Overall Grade: 4.5 ⭐️
Slow burn, thy name is Penny Reid’s Homecoming King. This newest book of Reid’s is the first in a series of three standalones, Three Kings. This first book releases this year, with the next book releasing in December of next year. While seemingly a Christmas story, the holiday aspects of Homecoming King are mild; they tinge the story without making it an over-the-top, predictable holiday read. There are many reasons to love Penny Reid, her irreverent stories are many of my favorites. What we find in her other stories, we find in this one too: a heroine with a keen interest in hobbies, a hunk who needs the heroine to add shades to his life, and a story that compels your forward to its happy ending.

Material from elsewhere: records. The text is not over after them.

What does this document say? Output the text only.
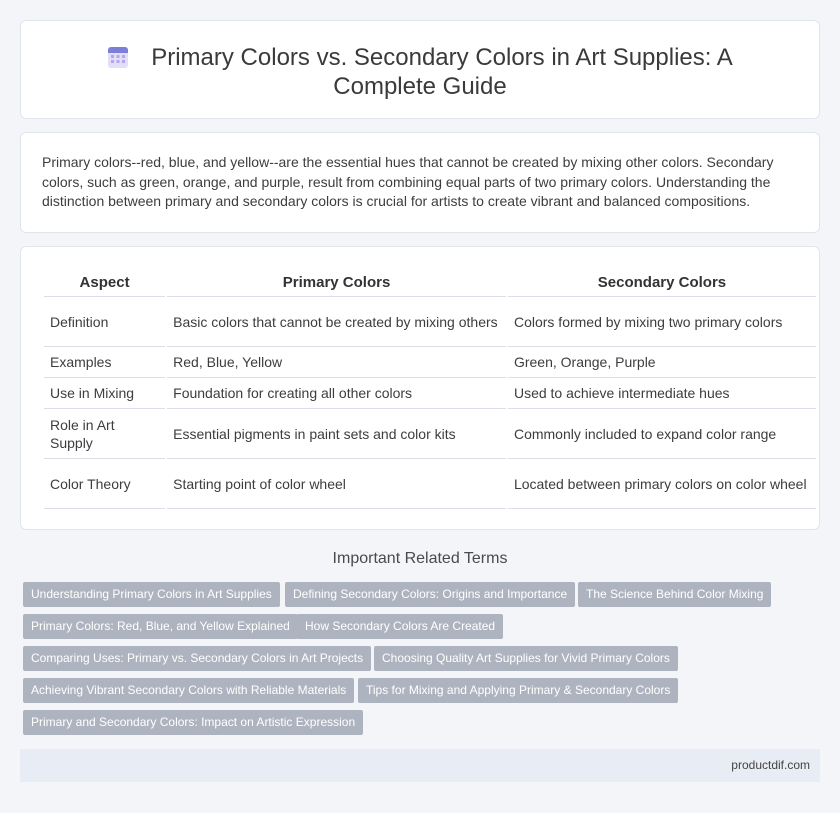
Primary Colors vs. Secondary Colors in Art Supplies: A Complete Guide

Primary colors--red, blue, and yellow--are the essential hues that cannot be created by mixing other colors. Secondary colors, such as green, orange, and purple, result from combining equal parts of two primary colors. Understanding the distinction between primary and secondary colors is crucial for artists to create vibrant and balanced compositions.

Aspect	Primary Colors	Secondary Colors
Definition	Basic colors that cannot be created by mixing others	Colors formed by mixing two primary colors
Examples	Red, Blue, Yellow	Green, Orange, Purple
Use in Mixing	Foundation for creating all other colors	Used to achieve intermediate hues
Role in Art Supply	Essential pigments in paint sets and color kits	Commonly included to expand color range
Color Theory	Starting point of color wheel	Located between primary colors on color wheel
Important Related Terms
Understanding Primary Colors in Art Supplies	Defining Secondary Colors: Origins and Importance	The Science Behind Color Mixing
Primary Colors: Red, Blue, and Yellow Explained	How Secondary Colors Are Created
Comparing Uses: Primary vs. Secondary Colors in Art Projects	Choosing Quality Art Supplies for Vivid Primary Colors
Achieving Vibrant Secondary Colors with Reliable Materials	Tips for Mixing and Applying Primary & Secondary Colors
Primary and Secondary Colors: Impact on Artistic Expression
productdif.com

In Homecoming King, Abigail “Abby” has loved Rex McMurtry, the celebrated professional football player, from afar…since preschool. Even though she is one of the tallest girls in her school, she exists in the periphery, and Rex never notices her. Many years later, he ends up in the bar where she bartends, finds himself too drunk to make it home, and she takes him home to care for him. From there, a friendship blossoms. This leads to a proposal: a marriage between the two of them so Rex doesn’t have to worry about friends and family members foisting women on him. Always accommodating in her empathic way, Abby agrees, and she and Rex marry at the 50-yard line. However, are they destined for each other, or is this “too good to be true?”

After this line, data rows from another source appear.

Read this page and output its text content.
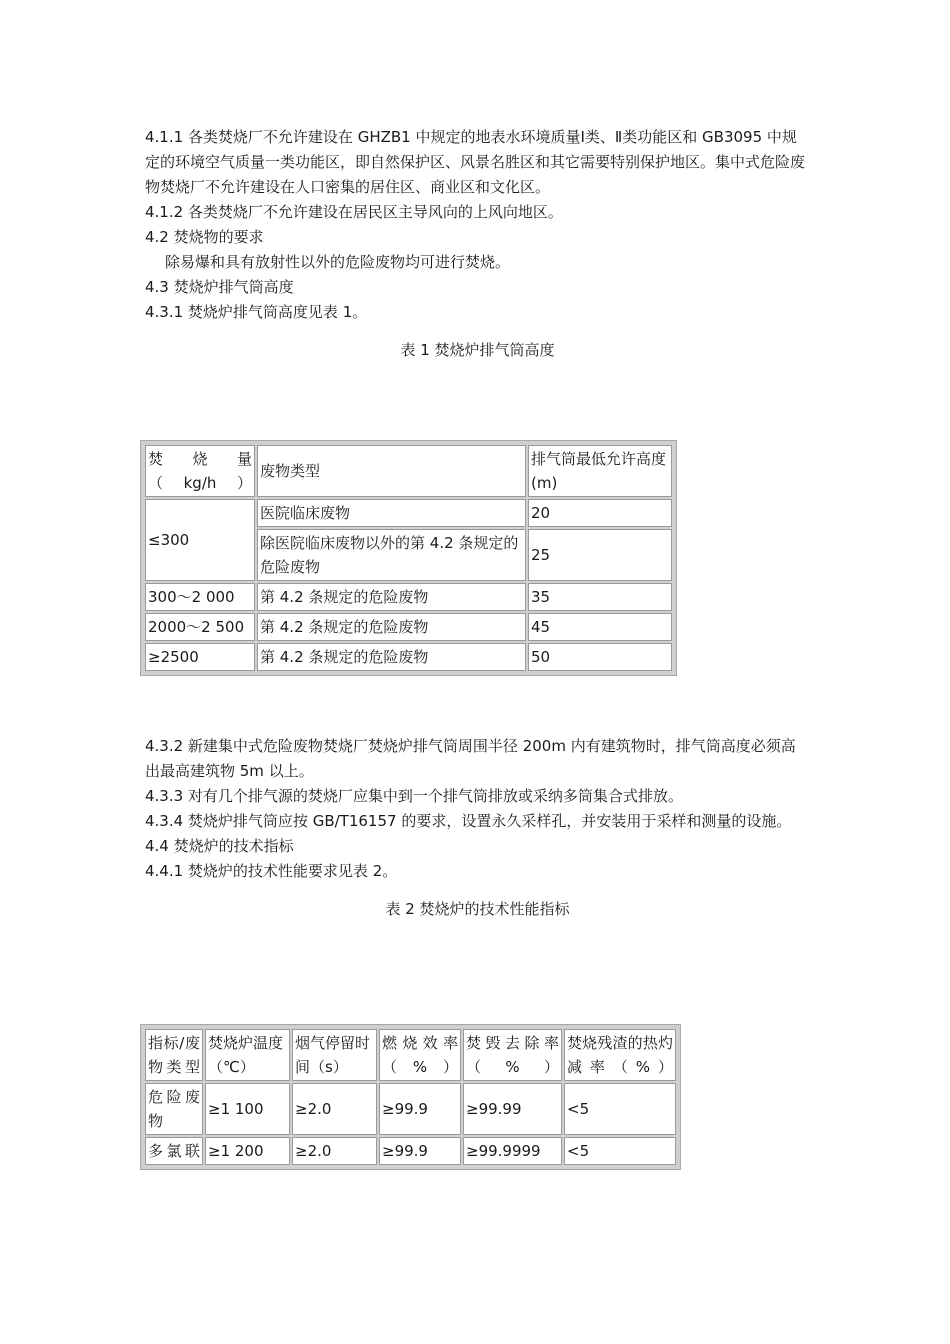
4.1.1 各类焚烧厂不允许建设在 GHZB1 中规定的地表水环境质量Ⅰ类、Ⅱ类功能区和 GB3095 中规定的环境空气质量一类功能区，即自然保护区、风景名胜区和其它需要特别保护地区。集中式危险废物焚烧厂不允许建设在人口密集的居住区、商业区和文化区。

4.1.2 各类焚烧厂不允许建设在居民区主导风向的上风向地区。

4.2 焚烧物的要求

除易爆和具有放射性以外的危险废物均可进行焚烧。

4.3 焚烧炉排气筒高度

4.3.1 焚烧炉排气筒高度见表 1。

表 1 焚烧炉排气筒高度

焚　烧　量（kg/h）	废物类型	排气筒最低允许高度(m)
≤300	医院临床废物	20
	除医院临床废物以外的第 4.2 条规定的危险废物	25
300～2 000	第 4.2 条规定的危险废物	35
2000～2 500	第 4.2 条规定的危险废物	45
≥2500	第 4.2 条规定的危险废物	50

4.3.2 新建集中式危险废物焚烧厂焚烧炉排气筒周围半径 200m 内有建筑物时，排气筒高度必须高出最高建筑物 5m 以上。

4.3.3 对有几个排气源的焚烧厂应集中到一个排气筒排放或采纳多筒集合式排放。

4.3.4 焚烧炉排气筒应按 GB/T16157 的要求，设置永久采样孔，并安装用于采样和测量的设施。

4.4 焚烧炉的技术指标

4.4.1 焚烧炉的技术性能要求见表 2。

表 2 焚烧炉的技术性能指标

指标/废物类型	焚烧炉温度（℃）	烟气停留时间（s）	燃烧效率（%）	焚毁去除率（%）	焚烧残渣的热灼减率（%）
危险废物	≥1 100	≥2.0	≥99.9	≥99.99	<5
多氯联	≥1 200	≥2.0	≥99.9	≥99.9999	<5
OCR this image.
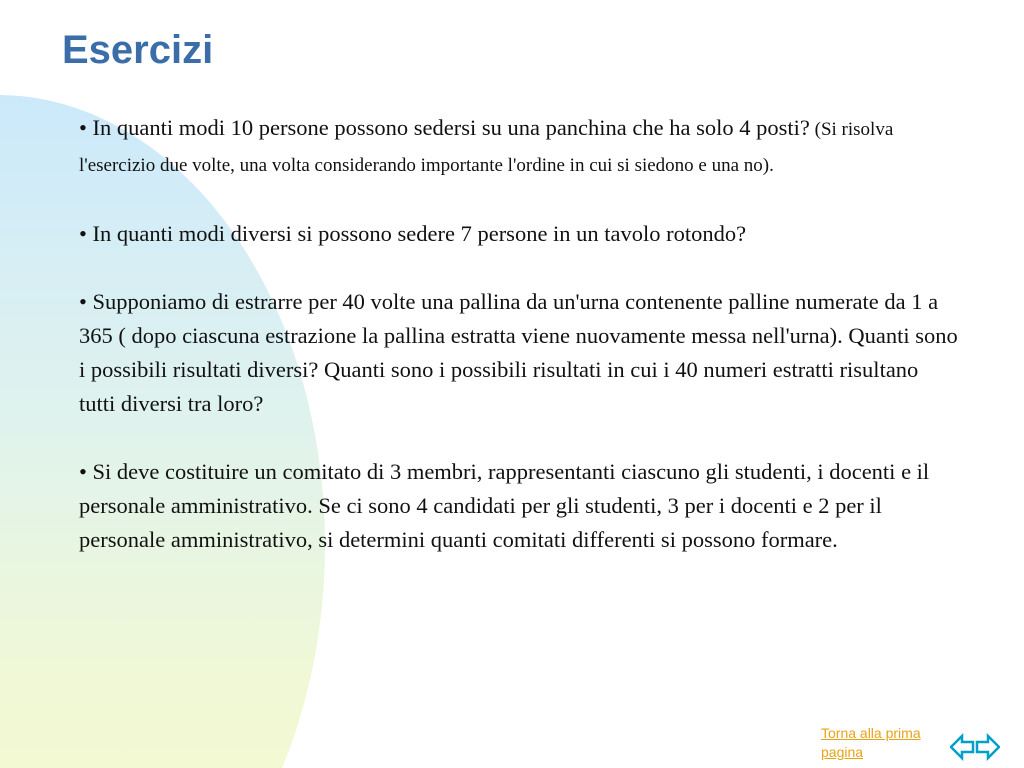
Esercizi

• In quanti modi 10 persone possono sedersi su una panchina che ha solo 4 posti? (Si risolva l'esercizio due volte, una volta considerando importante l'ordine in cui si siedono e una no).

• In quanti modi diversi si possono sedere 7 persone in un tavolo rotondo?

• Supponiamo di estrarre per 40 volte una pallina da un'urna contenente palline numerate da 1 a 365 ( dopo ciascuna estrazione la pallina estratta viene nuovamente messa nell'urna). Quanti sono i possibili risultati diversi? Quanti sono i possibili risultati in cui i 40 numeri estratti risultano tutti diversi tra loro?

• Si deve costituire un comitato di 3 membri, rappresentanti ciascuno gli studenti, i docenti e il personale amministrativo. Se ci sono 4 candidati per gli studenti, 3 per i docenti e 2 per il personale amministrativo, si determini quanti comitati differenti si possono formare.

Torna alla prima pagina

For both Rex and Abby, that saying “too good to be true” is the mantra of their lives, and Reid deftly weaves their struggles with vulnerability around moments of humor and companionship between the two. Through their struggles, Reid uses their silence to build the tension between these two. Abby is such a lovely character in that she is compassionate about people. She sees something in Rex, and she reads him in a way that no one else seems to do. Yet, her ability to lower her defenses blinds her to his interest in her. This, in turn, evolves their slow-burn.
Since Rex also worries over becoming vulnerable with her, the tension between these two grows as the pages turn. It takes much of the book for these two to allow themselves to voice their interest in the other. Once this occurs, it is full steam ahead with only a minor complication.
There is so much to love about the Homecoming King. Abby and Rex’s ease in contrast to the ways they protect themselves causes you to fall in love with them. As you move through the story, you want to yell at them to figure it out; however, Reid’s timing is impeccable for them. If you love to laugh and to fall in love with characters who fall deeply in love with each other because they see each other better than anyone else, then Homecoming King should be your next read.